I find Regence BlueCross BlueShield of Oregon deeply irritating.
I don't feel this way about any other companies my wife and I do business with. Some I'm basically neutral about, such as State Farm Insurance, while others seem like a good friend -- notably Apple.
But Regence of Oregon is a necessary evil in our lives.
I'd ditch this malevolent entity instantly if it weren't for the pre-existing condition trap on individual health insurance policies like we have, so we're stuck with Regence for three more years until we'll be joyfully eligible for Medicare.
Regence of Oregon's newest mind-boggling outrage upon its individual policy-holders is an insanely large 22.1% rate increase request that'd take effect August 1, 2011 if it is approved.
This follows a string of annual rate increases over the past four years that ranged from 16% to 24%, way over the general inflation rate. Also, way over the health care inflation rate.

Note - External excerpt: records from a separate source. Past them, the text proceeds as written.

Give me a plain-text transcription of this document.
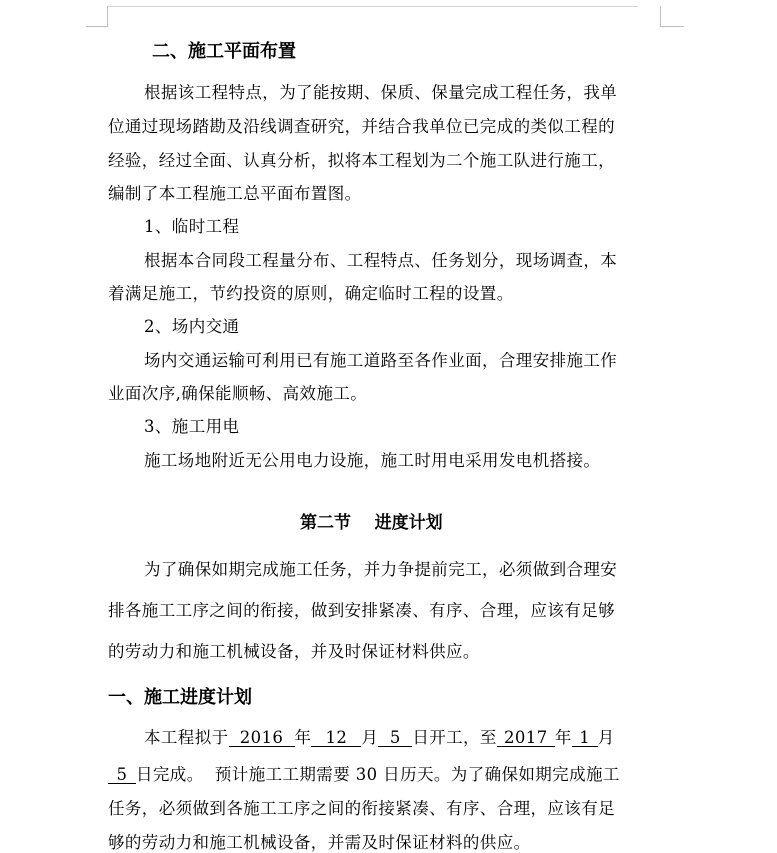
二、施工平面布置
根据该工程特点，为了能按期、保质、保量完成工程任务，我单
位通过现场踏勘及沿线调查研究，并结合我单位已完成的类似工程的
经验，经过全面、认真分析，拟将本工程划为二个施工队进行施工，
编制了本工程施工总平面布置图。
1、临时工程
根据本合同段工程量分布、工程特点、任务划分，现场调查，本
着满足施工，节约投资的原则，确定临时工程的设置。
2、场内交通
场内交通运输可利用已有施工道路至各作业面，合理安排施工作
业面次序,确保能顺畅、高效施工。
3、施工用电
施工场地附近无公用电力设施，施工时用电采用发电机搭接。
第二节    进度计划
为了确保如期完成施工任务，并力争提前完工，必须做到合理安
排各施工工序之间的衔接，做到安排紧凑、有序、合理，应该有足够
的劳动力和施工机械设备，并及时保证材料供应。
一、施工进度计划
本工程拟于 2016 年 12 月 5 日开工，至 2017 年 1 月
5 日完成。  预计施工工期需要 30 日历天。为了确保如期完成施工
任务，必须做到各施工工序之间的衔接紧凑、有序、合理，应该有足
够的劳动力和施工机械设备，并需及时保证材料的供应。
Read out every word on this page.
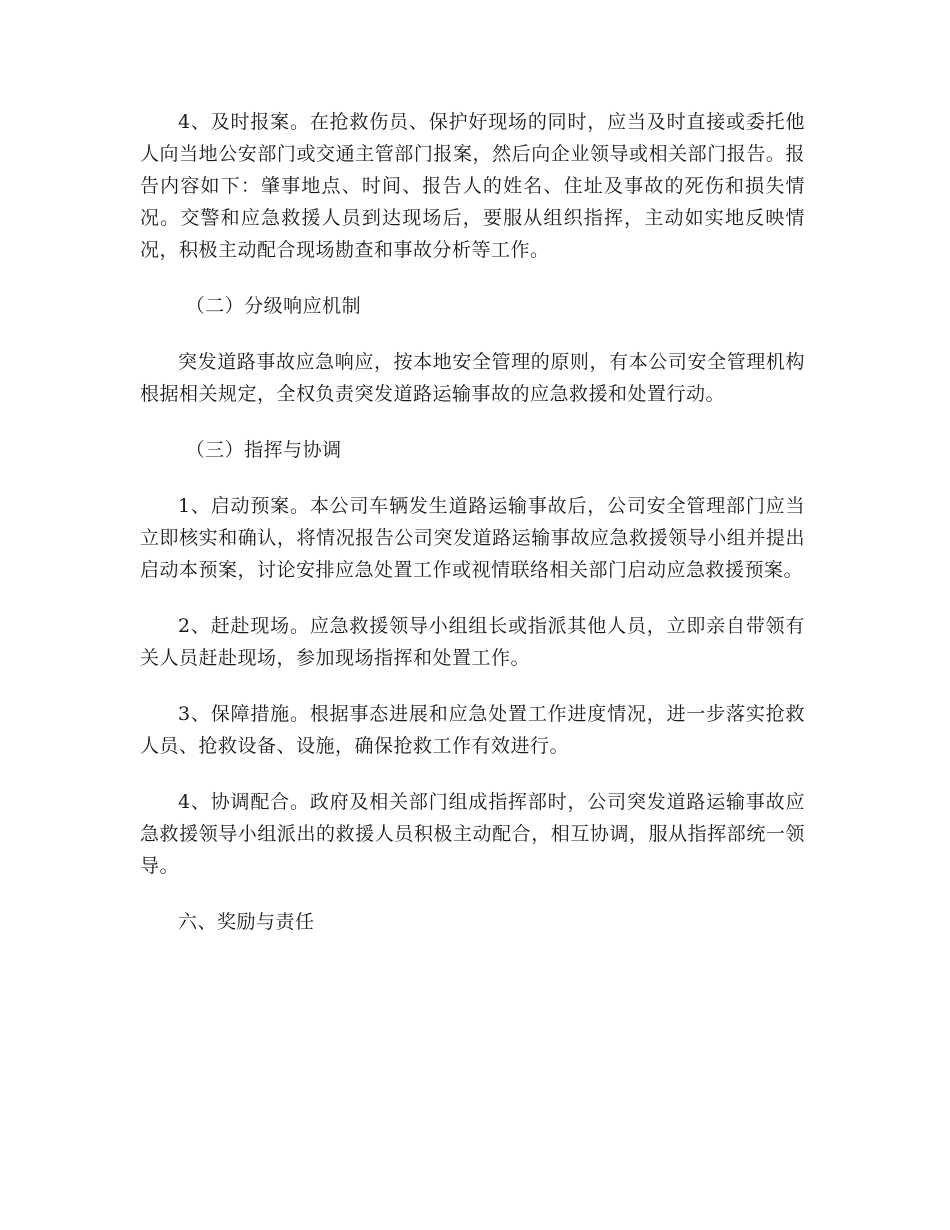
4、及时报案。在抢救伤员、保护好现场的同时，应当及时直接或委托他人向当地公安部门或交通主管部门报案，然后向企业领导或相关部门报告。报告内容如下：肇事地点、时间、报告人的姓名、住址及事故的死伤和损失情况。交警和应急救援人员到达现场后，要服从组织指挥，主动如实地反映情况，积极主动配合现场勘查和事故分析等工作。

（二）分级响应机制

突发道路事故应急响应，按本地安全管理的原则，有本公司安全管理机构根据相关规定，全权负责突发道路运输事故的应急救援和处置行动。

（三）指挥与协调

1、启动预案。本公司车辆发生道路运输事故后，公司安全管理部门应当立即核实和确认，将情况报告公司突发道路运输事故应急救援领导小组并提出启动本预案，讨论安排应急处置工作或视情联络相关部门启动应急救援预案。

2、赶赴现场。应急救援领导小组组长或指派其他人员，立即亲自带领有关人员赶赴现场，参加现场指挥和处置工作。

3、保障措施。根据事态进展和应急处置工作进度情况，进一步落实抢救人员、抢救设备、设施，确保抢救工作有效进行。

4、协调配合。政府及相关部门组成指挥部时，公司突发道路运输事故应急救援领导小组派出的救援人员积极主动配合，相互协调，服从指挥部统一领导。

六、奖励与责任
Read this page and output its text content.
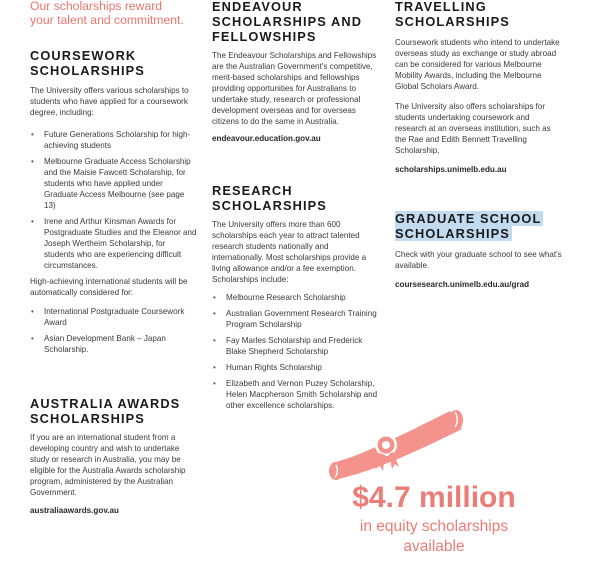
Our scholarships reward
your talent and commitment.
COURSEWORK
SCHOLARSHIPS

The University offers various scholarships to students who have applied for a coursework degree, including:

• Future Generations Scholarship for high-achieving students
• Melbourne Graduate Access Scholarship and the Maisie Fawcett Scholarship, for students who have applied under Graduate Access Melbourne (see page 13)
• Irene and Arthur Kinsman Awards for Postgraduate Studies and the Eleanor and Joseph Wertheim Scholarship, for students who are experiencing difficult circumstances.

High-achieving international students will be automatically considered for:

• International Postgraduate Coursework Award
• Asian Development Bank – Japan Scholarship.
AUSTRALIA AWARDS
SCHOLARSHIPS

If you are an international student from a developing country and wish to undertake study or research in Australia, you may be eligible for the Australia Awards scholarship program, administered by the Australian Government.

australiaawards.gov.au
ENDEAVOUR
SCHOLARSHIPS AND
FELLOWSHIPS

The Endeavour Scholarships and Fellowships are the Australian Government's competitive, merit-based scholarships and fellowships providing opportunities for Australians to undertake study, research or professional development overseas and for overseas citizens to do the same in Australia.

endeavour.education.gov.au
RESEARCH
SCHOLARSHIPS

The University offers more than 600 scholarships each year to attract talented research students nationally and internationally. Most scholarships provide a living allowance and/or a fee exemption. Scholarships include:

• Melbourne Research Scholarship
• Australian Government Research Training Program Scholarship
• Fay Marles Scholarship and Frederick Blake Shepherd Scholarship
• Human Rights Scholarship
• Elizabeth and Vernon Puzey Scholarship, Helen Macpherson Smith Scholarship and other excellence scholarships.
TRAVELLING
SCHOLARSHIPS

Coursework students who intend to undertake overseas study as exchange or study abroad can be considered for various Melbourne Mobility Awards, including the Melbourne Global Scholars Award.

The University also offers scholarships for students undertaking coursework and research at an overseas institution, such as the Rae and Edith Bennett Travelling Scholarship.

scholarships.unimelb.edu.au
GRADUATE SCHOOL
SCHOLARSHIPS

Check with your graduate school to see what's available.

coursesearch.unimelb.edu.au/grad
$4.7 million
in equity scholarships
available
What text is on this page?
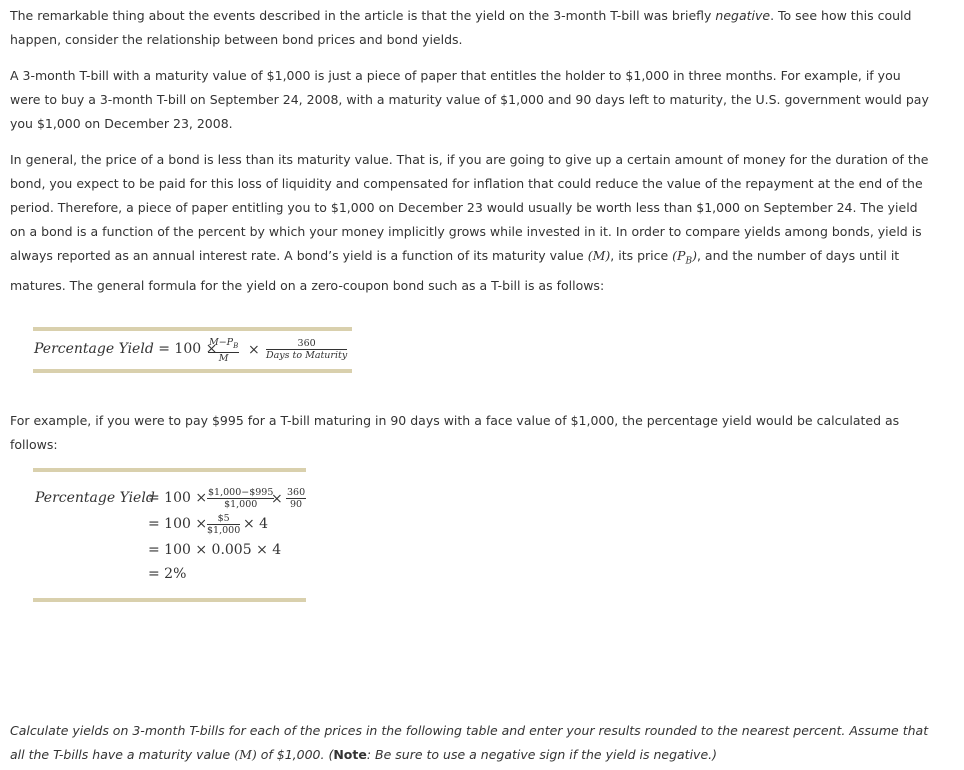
The remarkable thing about the events described in the article is that the yield on the 3-month T-bill was briefly negative. To see how this could happen, consider the relationship between bond prices and bond yields.
A 3-month T-bill with a maturity value of $1,000 is just a piece of paper that entitles the holder to $1,000 in three months. For example, if you were to buy a 3-month T-bill on September 24, 2008, with a maturity value of $1,000 and 90 days left to maturity, the U.S. government would pay you $1,000 on December 23, 2008.
In general, the price of a bond is less than its maturity value. That is, if you are going to give up a certain amount of money for the duration of the bond, you expect to be paid for this loss of liquidity and compensated for inflation that could reduce the value of the repayment at the end of the period. Therefore, a piece of paper entitling you to $1,000 on December 23 would usually be worth less than $1,000 on September 24. The yield on a bond is a function of the percent by which your money implicitly grows while invested in it. In order to compare yields among bonds, yield is always reported as an annual interest rate. A bond’s yield is a function of its maturity value (M), its price $(P_B)$, and the number of days until it matures. The general formula for the yield on a zero-coupon bond such as a T-bill is as follows:
Percentage Yield = 100 ×
$\frac{M-P_B}{M}$ ×	360
Days to Maturity
For example, if you were to pay $995 for a T-bill maturing in 90 days with a face value of $1,000, the percentage yield would be calculated as follows:
Percentage Yield
= $100 \times \frac{\$1,000-\$995}{\$1,000}$
× $\frac{360}{90}$
= $100 \times \frac{\$5}{\$1,000} \times 4$
= 100 × 0.005 × 4
= 2%
Calculate yields on 3-month T-bills for each of the prices in the following table and enter your results rounded to the nearest percent. Assume that all the T-bills have a maturity value (M) of $1,000. (Note: Be sure to use a negative sign if the yield is negative.)
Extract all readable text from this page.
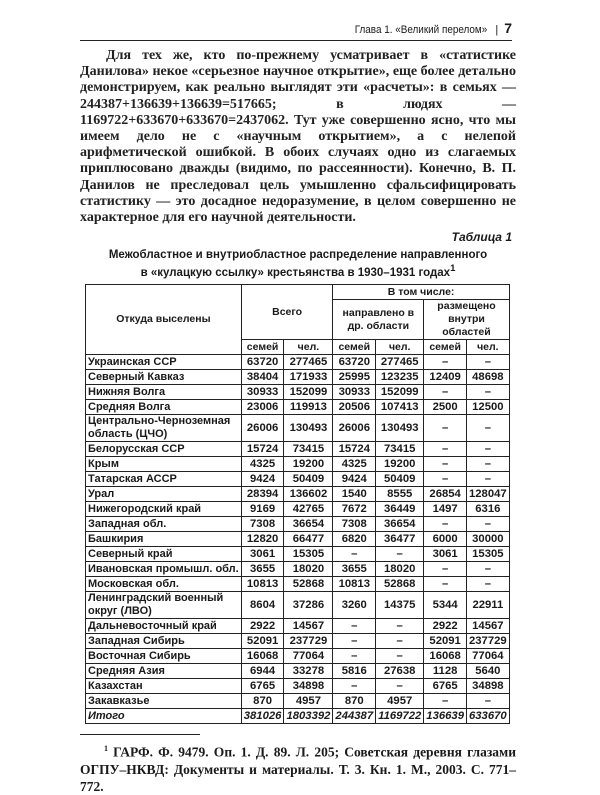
Глава 1. «Великий перелом» | 7

Для тех же, кто по-прежнему усматривает в «статистике Данилова» некое «серьезное научное открытие», еще более детально демонстрируем, как реально выглядят эти «расчеты»: в семьях — 244387+136639+136639=517665; в людях — 1169722+633670+633670=2437062. Тут уже совершенно ясно, что мы имеем дело не с «научным открытием», а с нелепой арифметической ошибкой. В обоих случаях одно из слагаемых приплюсовано дважды (видимо, по рассеянности). Конечно, В. П. Данилов не преследовал цель умышленно сфальсифицировать статистику — это досадное недоразумение, в целом совершенно не характерное для его научной деятельности.

Таблица 1
Межобластное и внутриобластное распределение направленного
в «кулацкую ссылку» крестьянства в 1930–1931 годах$^1$
Откуда выселены	Всего		В том числе:			
			направлено в др. области		размещено внутри областей	
	семей	чел.	семей	чел.	семей	чел.
Украинская ССР	63720	277465	63720	277465	–	–
Северный Кавказ	38404	171933	25995	123235	12409	48698
Нижняя Волга	30933	152099	30933	152099	–	–
Средняя Волга	23006	119913	20506	107413	2500	12500
Центрально-Черноземная область (ЦЧО)	26006	130493	26006	130493	–	–
Белорусская ССР	15724	73415	15724	73415	–	–
Крым	4325	19200	4325	19200	–	–
Татарская АССР	9424	50409	9424	50409	–	–
Урал	28394	136602	1540	8555	26854	128047
Нижегородский край	9169	42765	7672	36449	1497	6316
Западная обл.	7308	36654	7308	36654	–	–
Башкирия	12820	66477	6820	36477	6000	30000
Северный край	3061	15305	–	–	3061	15305
Ивановская промышл. обл.	3655	18020	3655	18020	–	–
Московская обл.	10813	52868	10813	52868	–	–
Ленинградский военный округ (ЛВО)	8604	37286	3260	14375	5344	22911
Дальневосточный край	2922	14567	–	–	2922	14567
Западная Сибирь	52091	237729	–	–	52091	237729
Восточная Сибирь	16068	77064	–	–	16068	77064
Средняя Азия	6944	33278	5816	27638	1128	5640
Казахстан	6765	34898	–	–	6765	34898
Закавказье	870	4957	870	4957	–	–
Итого	381026	1803392	244387	1169722	136639	633670
$^1$ ГАРФ. Ф. 9479. Оп. 1. Д. 89. Л. 205; Советская деревня глазами ОГПУ–НКВД: Документы и материалы. Т. 3. Кн. 1. М., 2003. С. 771–772.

I learned this last disturbing fact thanks to Regence of Oregon's own Twitter feed, where an employee has the thankless job of trying to post upbeat tweets about her appallingly depressing company.
On May 12 I read:
What’s driving higher health care costs? New report offers some answers that might surprise you http://n.pr/lbrNiA
Well, what surprised me the most in this NPR article, given Regence's 22.1% rate increase request, is that health care costs "only" increased 7.3% last year. So why is Regence asking for almost three times that?
Apparent answer: greed.
Yesterday the New York Times reported that even though insurance companies are raking in record profits, they still are out to raise their prices substantially. (Their CEOs must be ex-oil company executives.)
Yet the companies continue to press for higher premiums, even though their reserve coffers are flush with profits and shareholders have been rewarded with new dividends. Many defend proposed double-digit increases in the rates they charge, citing a need for protection against any sudden uptick in demand once people have more money to spend on their health, as well as the rising price of care.
Oh my. Yes, it'd be terrible if people had enough money to use their health insurance to get necessary medical care.
This is what my wife and I have learned from dealing with Regence of Oregon over the years: this health insurance company is dedicated to providing its policy-holders with as little health care as possible.
Why? Because every premium dollar spent reduces the amount Regence can spend on administrative costs and squirrel away as reserves (a.k.a. "profits"). Take a look at the Oregon Insurance Division's posting of the 22.1% rate increase request.
Regence of Oregon's administrative costs are 20%.
So right off the bat every premium dollar policy-holders like us send to Regence turns into 80 cents that's available for providing health care. And from painful experience my wife and I know that Regence of Oregon is an inefficient bureaucracy, so much of the company's administrative overhead is wasted.
Public comments on the outrageous rate increase can be made here. I was one of the first (# 7) to do so, saying:
Every year we get double digit rate increases from Regence, along with lousier customer service. This includes last year, when rates stayed about the same only because benefits decreased by the equivalent of double digits. [Also, because we raised our deductible subtantially.] Regence stopped paying for my wife's Restasis (dry eye) medication on July 1, 2010 after forcing individual policy holders to switch to their crappier "Evolve" plans, which really were a devolution.
She was able to win an appeal only after going through horrendous bureaucratic roadblocks with Regence, which is terribly managed. No one knows what anyone else is doing. Inefficiencies abound at Regence, as is obvious to anyone who phones them with even a simple request.
On my side, I saw that another commenter on the rate increase noted how Regence doesn't really have an emphasis on prevention, because it won't pay for services that actually prevent a problem. Such as my colonoscopy, which involved removing a benign polyp -- a central benefit of a screening colonoscopy. So far Regence considers this a "medical procedure" if a polyp is quickly snipped out, leaving me with a bill for the entire colonoscopy.
Ridiculous. I'm tired of paying tons of money to a health insurance company which clearly is dedicated to providing as little health care to its policy holders as possible. Then they have the gall to demand a 22% rate increase after spending the past year trying to deliver as few services as they can within the bounds of legality and ethics -- bounds which Regence tries to stretch at every opportunity.